本文为英国帝国理工学院（作者：TERRENCE SUI-TUNG MAK）的博士论文，共201页。

在超大规模集成电路（VLSI）设计中，片上通信系统已成为一个非常重要的课题，因为技术集成化的趋势更倾向于逻辑而不是互连。互连通常决定系统性能，因此，必须研究新的方法和系统架构，以便跨芯片提供高性能通信服务。现场可编程门阵列（FPGA）作为一种可以在制造后对硬件进行编程的ASIC，其互连挑战更加严峻。由于互连扩展，FPGA之间的通信将恶化。可编程结构、交换机和特定的路由体系结构也引入了额外的延迟和带宽降低，进一步阻碍了芯片内的通信性能。以往的研究主要集中在优化FPGA中的逻辑元件和功能单元上。与可编程互连的通信很少受到关注，也没有得到充分的理解。

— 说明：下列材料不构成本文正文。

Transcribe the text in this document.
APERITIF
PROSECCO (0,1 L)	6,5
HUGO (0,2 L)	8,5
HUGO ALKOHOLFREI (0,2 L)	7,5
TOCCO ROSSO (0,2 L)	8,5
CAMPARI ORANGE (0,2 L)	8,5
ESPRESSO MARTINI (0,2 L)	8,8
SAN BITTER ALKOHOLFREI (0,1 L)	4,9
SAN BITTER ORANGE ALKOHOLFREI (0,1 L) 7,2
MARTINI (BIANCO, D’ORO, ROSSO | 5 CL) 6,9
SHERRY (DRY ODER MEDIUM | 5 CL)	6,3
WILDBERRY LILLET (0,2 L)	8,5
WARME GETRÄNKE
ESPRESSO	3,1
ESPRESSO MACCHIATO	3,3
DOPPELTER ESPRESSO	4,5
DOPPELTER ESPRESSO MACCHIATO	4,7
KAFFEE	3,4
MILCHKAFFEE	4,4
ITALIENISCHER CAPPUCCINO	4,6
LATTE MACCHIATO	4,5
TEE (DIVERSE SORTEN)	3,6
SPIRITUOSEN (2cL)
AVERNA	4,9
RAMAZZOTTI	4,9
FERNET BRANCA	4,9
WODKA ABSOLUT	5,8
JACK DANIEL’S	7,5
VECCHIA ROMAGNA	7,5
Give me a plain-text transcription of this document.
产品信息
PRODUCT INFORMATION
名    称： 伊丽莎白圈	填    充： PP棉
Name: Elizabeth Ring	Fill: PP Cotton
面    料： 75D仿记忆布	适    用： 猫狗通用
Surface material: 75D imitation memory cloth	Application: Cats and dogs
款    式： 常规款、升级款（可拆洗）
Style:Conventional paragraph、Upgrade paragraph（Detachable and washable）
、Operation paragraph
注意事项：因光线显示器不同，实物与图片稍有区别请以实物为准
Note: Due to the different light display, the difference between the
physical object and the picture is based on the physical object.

本论文是最早研究建立在可编程结构之上的片上通信系统的论文之一，并提出了最大化互连吞吐量性能的方法。本文的主要贡献有三个方面：（i）分析了可重构结构中由于路由拥塞而导致的片上互连边缘效应对通信信道带宽的影响；（ii）通过利用可重构互连结构的基本电气特性显著提高互连吞吐量的新模拟波信令方案，这种新方案可以潜在地缓解互连扩展的挑战。（iii）在片上网络（NoC）系统中提供自适应路由的新型动态规划（DP）网络。DP网络结构对路由规划和动态路由进行运行时优化，有效地利用了硅内带宽。本文探索了可重构系统设计的一个新领域，提出了新的方法和概念来提高FPGA上的通信吞吐量性能，这在新技术过程中至关重要。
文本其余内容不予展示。